Nous sommes présents à la prison de Marche-en-Famenne et dans les centres de psychiatrie légale de Gand et d’Anvers. A Marche, nous assurons toute une série de services allant de la restauration au nettoyage en passant par le jardinage, la buanderie et la formation des détenus à nos métiers. A Gand et Anvers, nous nous occupons de l’entièreté des services facilitaires et nous sommes associés avec des spécialistes des soins qui s’occupent des patients. Nous avons aujourd’hui une expertise belgo-belge dans les prisons. La première fois que nous avons répondu à un appel d’offres pour la prison de Marche, Sodexo Belgique n’avait pas une expérience particulière en la matière. Nous avons pu nous appuyer sur l’expérience acquise en France et au Royaume-Uni, ce qui nous a permis de gagner l’appel d’offres. Le gouvernement a prévu des ouvertures de centres de psychiatrie légale en Wallonie. Nous poserons évidemment notre candidature.

Les pays où la sécurité sociale est moins importante et où les assurances privées couvrent toute une série de services sont plus propices au développement de certaines de nos activités.”

Un reportage de la BBC tourné dans l’une des plus importantes prisons du Royaume-Uni, privatisée en 2013 et gérée par Sodexo, a récemment mis en lumière des conditions de détention déplorables (trafic et consommation de drogues, graves problèmes de sécurité, etc.) alors que 200 emplois de gardiens ont été supprimés…

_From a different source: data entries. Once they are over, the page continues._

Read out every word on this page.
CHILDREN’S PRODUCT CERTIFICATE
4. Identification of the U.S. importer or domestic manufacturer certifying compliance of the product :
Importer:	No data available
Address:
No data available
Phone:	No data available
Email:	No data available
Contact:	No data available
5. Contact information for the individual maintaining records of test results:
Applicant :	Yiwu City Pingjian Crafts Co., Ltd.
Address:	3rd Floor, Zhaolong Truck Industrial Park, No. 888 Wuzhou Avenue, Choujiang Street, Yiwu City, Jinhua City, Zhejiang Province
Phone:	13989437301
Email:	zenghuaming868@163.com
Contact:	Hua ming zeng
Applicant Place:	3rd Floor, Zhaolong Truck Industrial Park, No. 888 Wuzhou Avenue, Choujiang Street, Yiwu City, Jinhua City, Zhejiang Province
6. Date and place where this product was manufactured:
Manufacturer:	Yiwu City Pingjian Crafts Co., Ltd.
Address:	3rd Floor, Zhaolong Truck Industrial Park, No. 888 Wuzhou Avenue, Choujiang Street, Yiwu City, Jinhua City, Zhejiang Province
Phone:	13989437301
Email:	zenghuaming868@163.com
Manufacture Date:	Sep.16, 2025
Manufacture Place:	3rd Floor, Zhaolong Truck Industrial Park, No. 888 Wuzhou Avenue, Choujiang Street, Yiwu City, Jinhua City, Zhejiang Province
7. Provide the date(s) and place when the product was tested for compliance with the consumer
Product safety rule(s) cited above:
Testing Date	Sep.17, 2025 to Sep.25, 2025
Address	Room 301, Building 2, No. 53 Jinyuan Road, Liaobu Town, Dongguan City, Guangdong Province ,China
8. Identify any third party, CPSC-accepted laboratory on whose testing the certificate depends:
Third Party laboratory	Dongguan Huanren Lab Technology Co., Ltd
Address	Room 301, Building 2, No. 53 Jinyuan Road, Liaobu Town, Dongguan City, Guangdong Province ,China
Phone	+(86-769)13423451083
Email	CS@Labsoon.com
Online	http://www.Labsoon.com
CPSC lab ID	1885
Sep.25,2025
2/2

Il y a effectivement eu des articles dans la presse britannique à ce sujet. Je ne veux pas créer la polémique et dire que cela n’a pas existé. Mais dans tous les pays, le prestataire privé est excessivement contrôlé. En Belgique, nous avons un donneur d’ordre qui est le SPF Justice et le SPF des Affaires sociales et de la Santé, qui vérifient en permanence la qualité des services que l’on donne. C’est la même chose au Royaume-Uni, même si c’est peut-être un petit peu plus libéral que chez nous. Je ne sais pas vous dire ce qu’il s’est passé dans cette prison, je n’étais pas présent. J’ai simplement lu la même chose que vous. Ce que je sais en revanche, c’est que lorsqu’on discute avec l’administration anglaise, elle est ravie de la prestation de Sodexo. La Belgique a été vérifier ce qu’il s’est passé, et nous avons été choisis, donc…

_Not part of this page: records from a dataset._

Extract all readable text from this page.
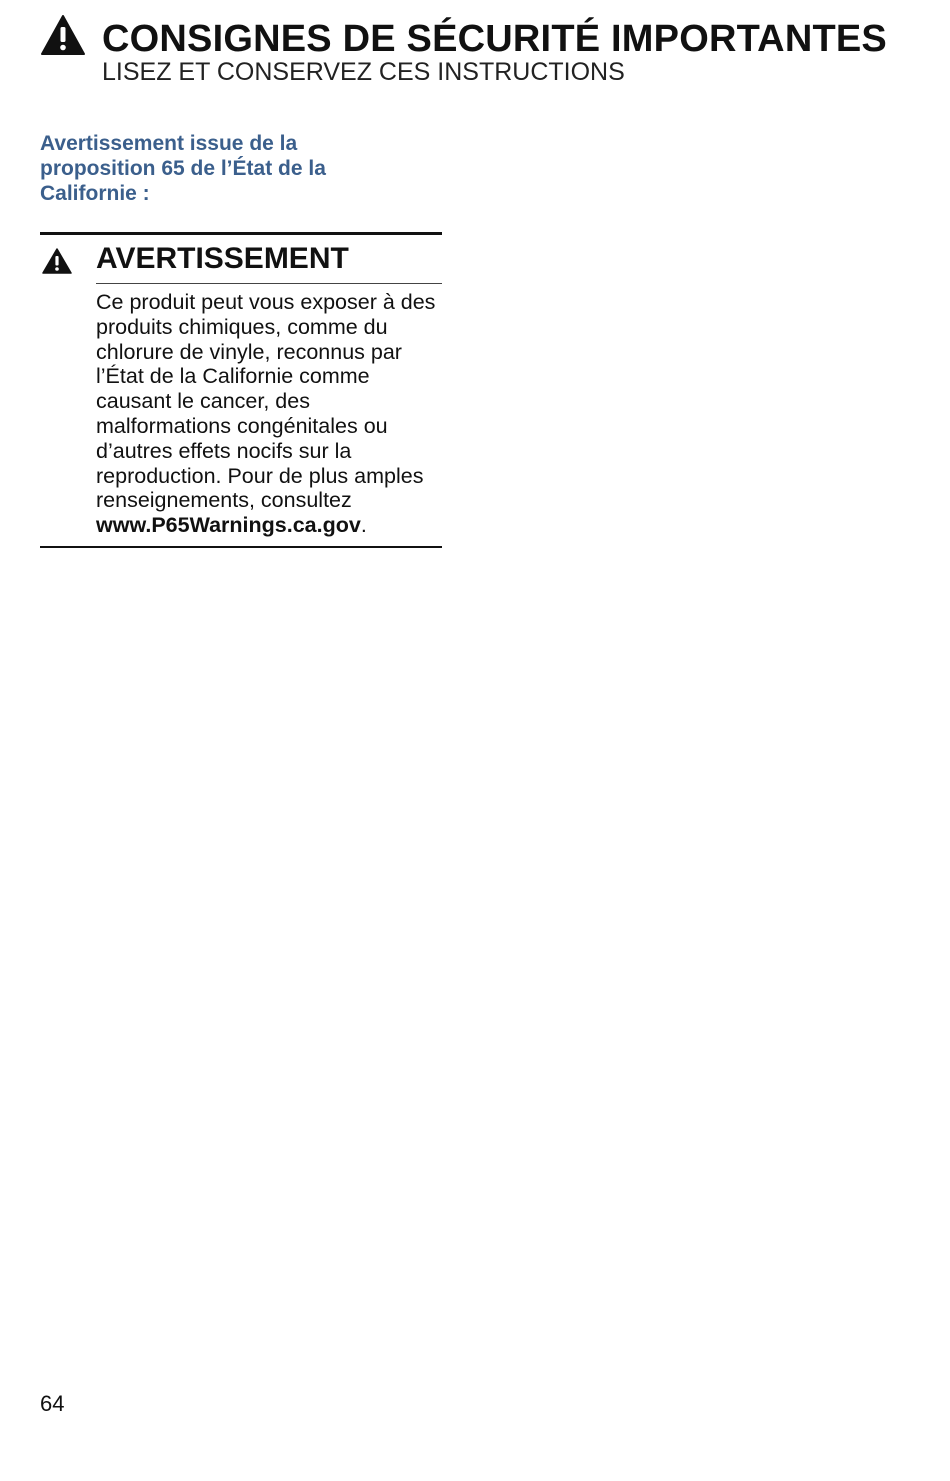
CONSIGNES DE SÉCURITÉ IMPORTANTES
LISEZ ET CONSERVEZ CES INSTRUCTIONS
Avertissement issue de la proposition 65 de l’État de la Californie :
AVERTISSEMENT
Ce produit peut vous exposer à des produits chimiques, comme du chlorure de vinyle, reconnus par l’État de la Californie comme causant le cancer, des malformations congénitales ou d’autres effets nocifs sur la reproduction. Pour de plus amples renseignements, consultez www.P65Warnings.ca.gov.
64
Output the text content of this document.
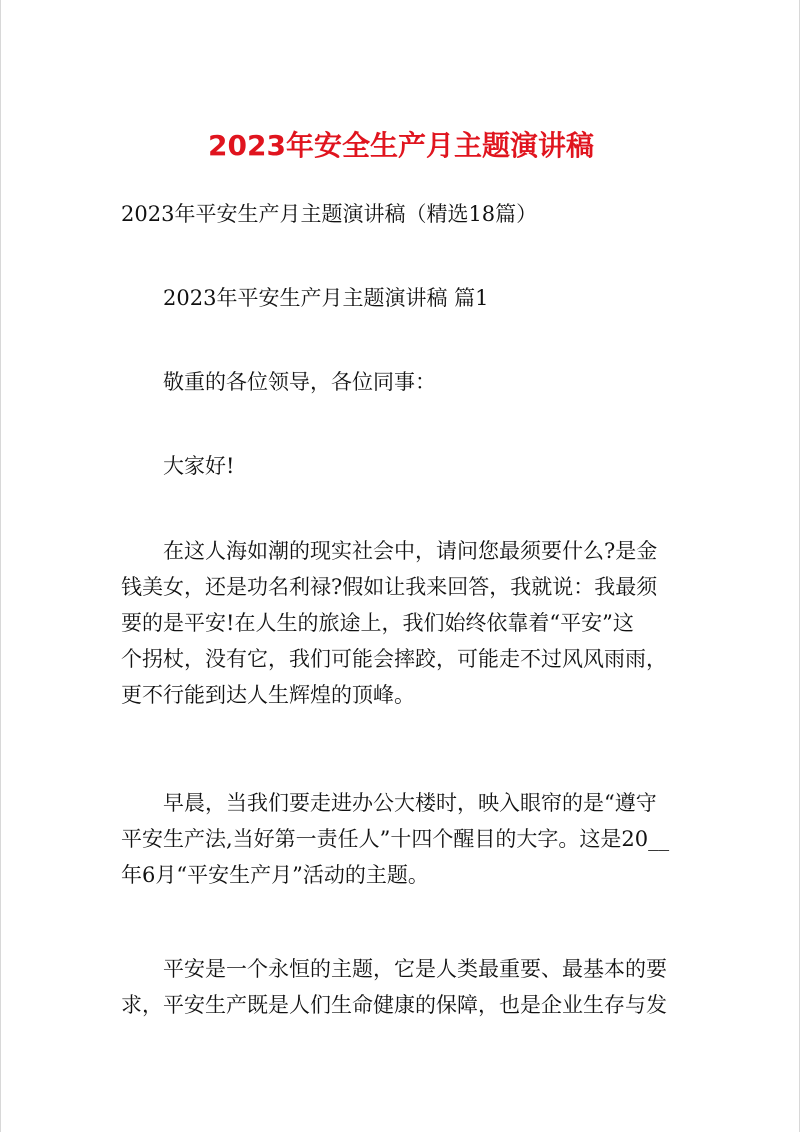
2023年安全生产月主题演讲稿

2023年平安生产月主题演讲稿（精选18篇）

2023年平安生产月主题演讲稿 篇1

敬重的各位领导，各位同事：

大家好!

在这人海如潮的现实社会中，请问您最须要什么?是金
钱美女，还是功名利禄?假如让我来回答，我就说：我最须
要的是平安!在人生的旅途上，我们始终依靠着“平安”这
个拐杖，没有它，我们可能会摔跤，可能走不过风风雨雨，
更不行能到达人生辉煌的顶峰。
早晨，当我们要走进办公大楼时，映入眼帘的是“遵守
平安生产法,当好第一责任人”十四个醒目的大字。这是20__
年6月“平安生产月”活动的主题。
平安是一个永恒的主题，它是人类最重要、最基本的要
求，平安生产既是人们生命健康的保障，也是企业生存与发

La Belgique est un pays important pour votre activité ” chèques-repas “. Mais il y a chez nous un débat récurrent sur la suppression de ce système. Qu’en pensez-vous ?

Vous allez dire que je ne suis pas d’une objectivité totale sur le sujet. (rires) Les chèques-repas sont très importants pour les ménages à faibles revenus. Des études ont été menées, prouvant leur utilité dans la composition de l’assiette des ménages. C’est un vrai plus pour les consommateurs, qui entraîne des dépenses en Belgique et fait donc vivre l’économie belge.

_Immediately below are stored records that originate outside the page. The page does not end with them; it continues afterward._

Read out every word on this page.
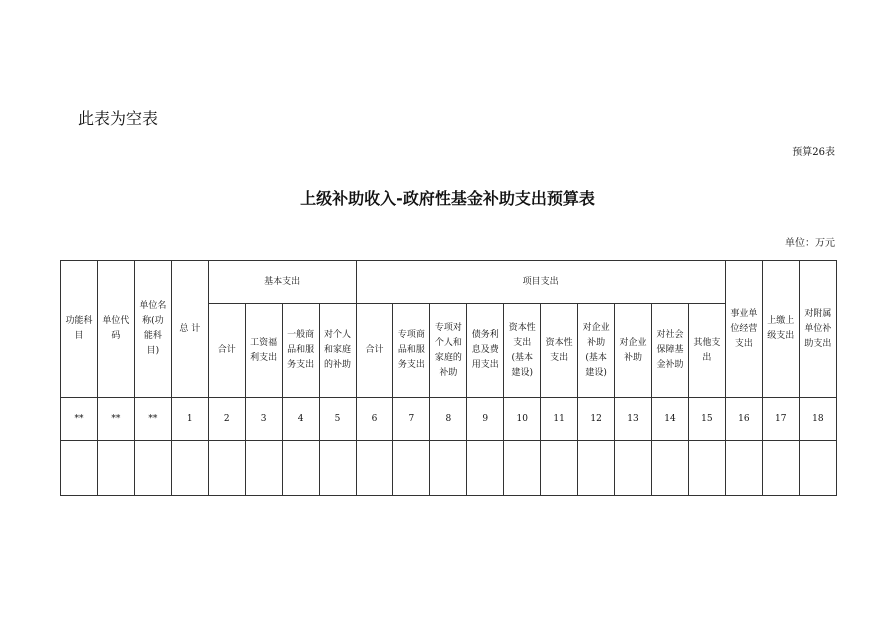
此表为空表
预算26表
上级补助收入-政府性基金补助支出预算表
单位：万元
功能科目	单位代码	单位名称(功能科目)	总 计	基本支出				项目支出										事业单位经营支出	上缴上级支出	对附属单位补助支出
				合计	工资福利支出	一般商品和服务支出	对个人和家庭的补助	合计	专项商品和服务支出	专项对个人和家庭的补助	债务利息及费用支出	资本性支出(基本建设)	资本性支出	对企业补助(基本建设)	对企业补助	对社会保障基金补助	其他支出			
**	**	**	1	2	3	4	5	6	7	8	9	10	11	12	13	14	15	16	17	18
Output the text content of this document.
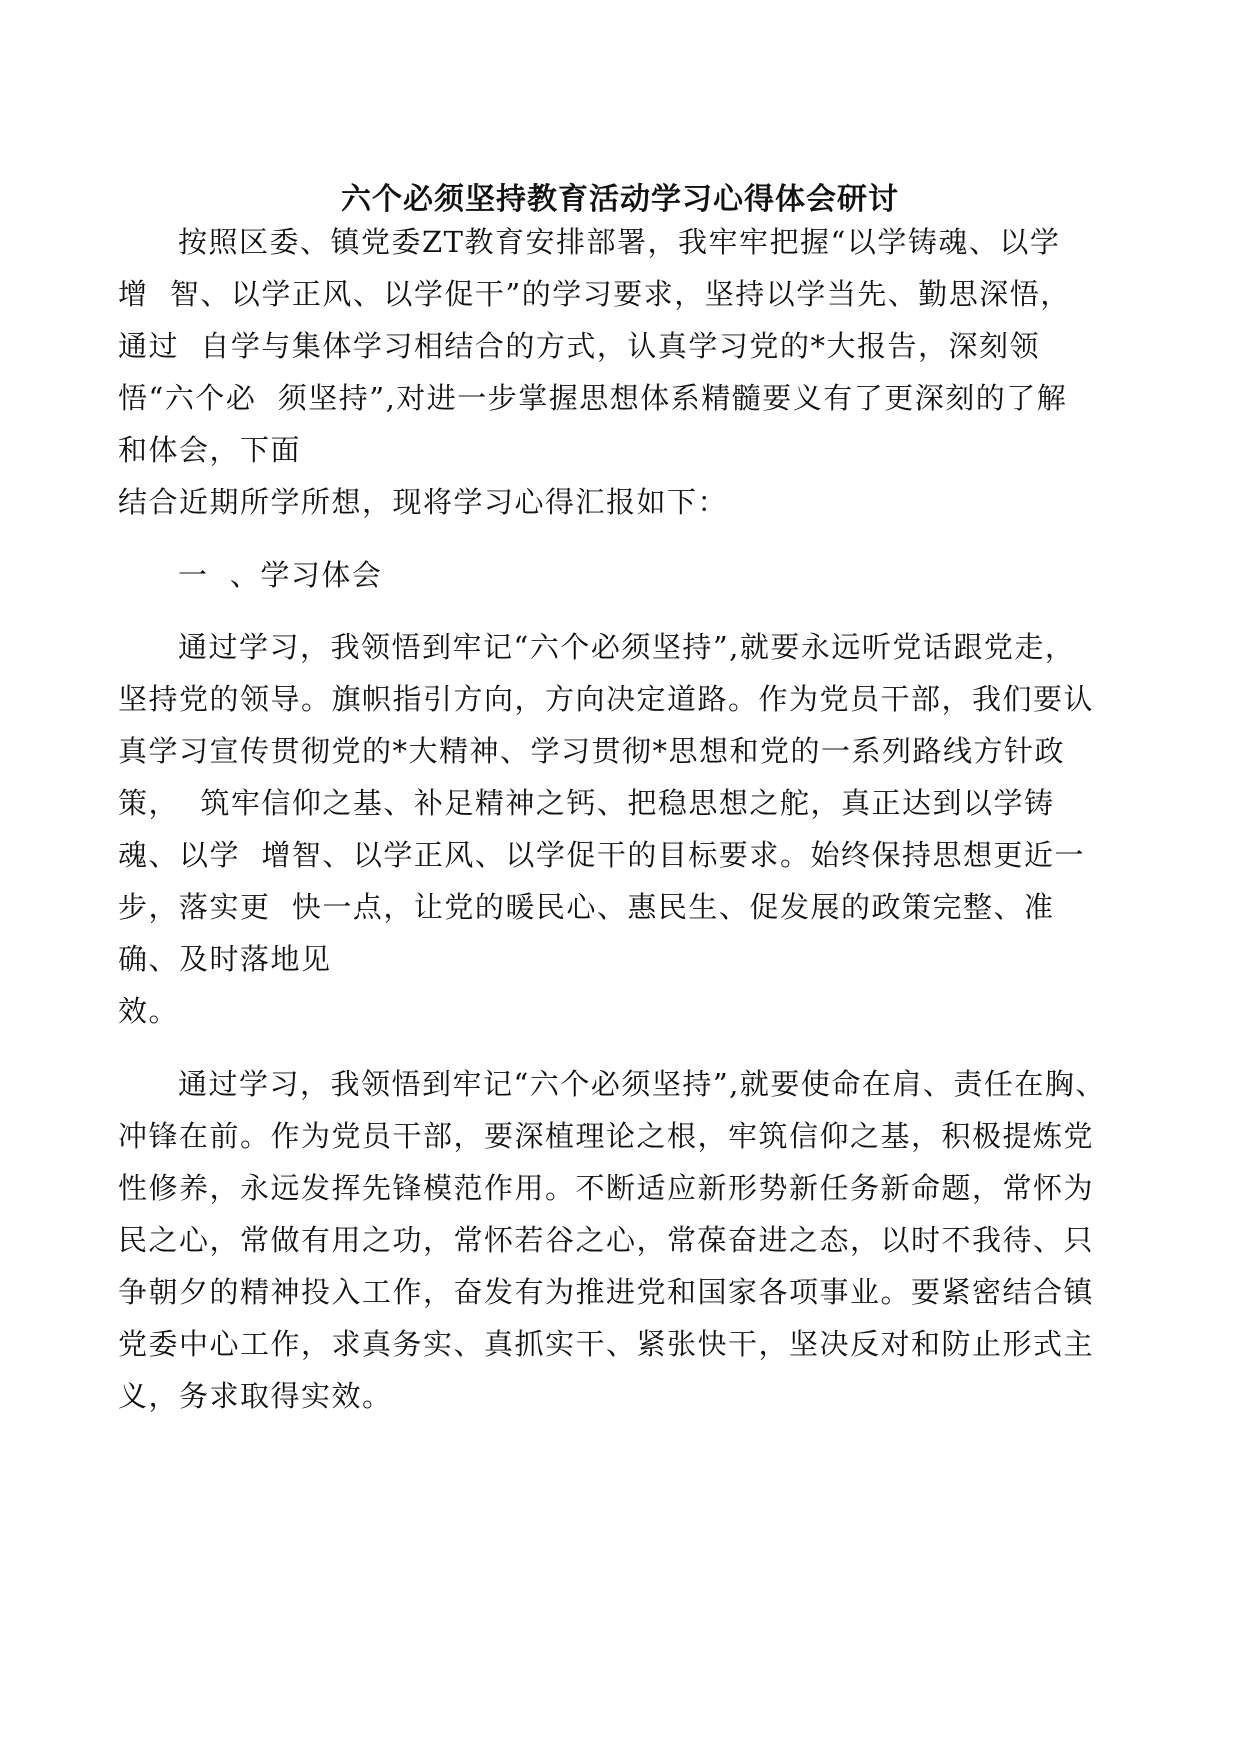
六个必须坚持教育活动学习心得体会研讨
按照区委、镇党委ZT教育安排部署，我牢牢把握“以学铸魂、以学
增  智、以学正风、以学促干”的学习要求，坚持以学当先、勤思深悟，
通过  自学与集体学习相结合的方式，认真学习党的*大报告，深刻领
悟“六个必  须坚持”,对进一步掌握思想体系精髓要义有了更深刻的了解
和体会，下面
结合近期所学所想，现将学习心得汇报如下：
一  、学习体会
通过学习，我领悟到牢记“六个必须坚持”,就要永远听党话跟党走，
坚持党的领导。旗帜指引方向，方向决定道路。作为党员干部，我们要认
真学习宣传贯彻党的*大精神、学习贯彻*思想和党的一系列路线方针政
策，  筑牢信仰之基、补足精神之钙、把稳思想之舵，真正达到以学铸
魂、以学  增智、以学正风、以学促干的目标要求。始终保持思想更近一
步，落实更  快一点，让党的暖民心、惠民生、促发展的政策完整、准
确、及时落地见
效。
通过学习，我领悟到牢记“六个必须坚持”,就要使命在肩、责任在胸、
冲锋在前。作为党员干部，要深植理论之根，牢筑信仰之基，积极提炼党
性修养，永远发挥先锋模范作用。不断适应新形势新任务新命题，常怀为
民之心，常做有用之功，常怀若谷之心，常葆奋进之态，以时不我待、只
争朝夕的精神投入工作，奋发有为推进党和国家各项事业。要紧密结合镇
党委中心工作，求真务实、真抓实干、紧张快干，坚决反对和防止形式主
义，务求取得实效。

Vous émettez depuis 2016 des titres-services pour le gouvernement flamand. Mais vous devez payer cette année une amende de 3,2 millions d’euros aux autorités du nord du pays car la part de titres émis de manière électronique en Flandre ne s’élève qu’à 52,59 %, loin de l’accord passé avec les autorités qui prévoient une proportion de 86 % à la mi-2017. Restez-vous confiants dans la réussite du projet ?

Je n’ai pas trop envie de rentrer dans les détails de ce dossier. Ce qui est clair, c’est que si nous devons faire une partie du chemin, il faut également que les gens passent aux titres-services électroniques, tout comme les entreprises. Nous sommes passés d’un marché totalement ” papier ” à un marché qui a fortement évolué vers l’électronique. Nous avons donc avancé à la plus grande vitesse possible. En ce qui concerne le renouvellement du contrat, ce sont des marchés qui ont des échéances totalement définies dans le cadre de la procédure habituelle concernant les marchés publics.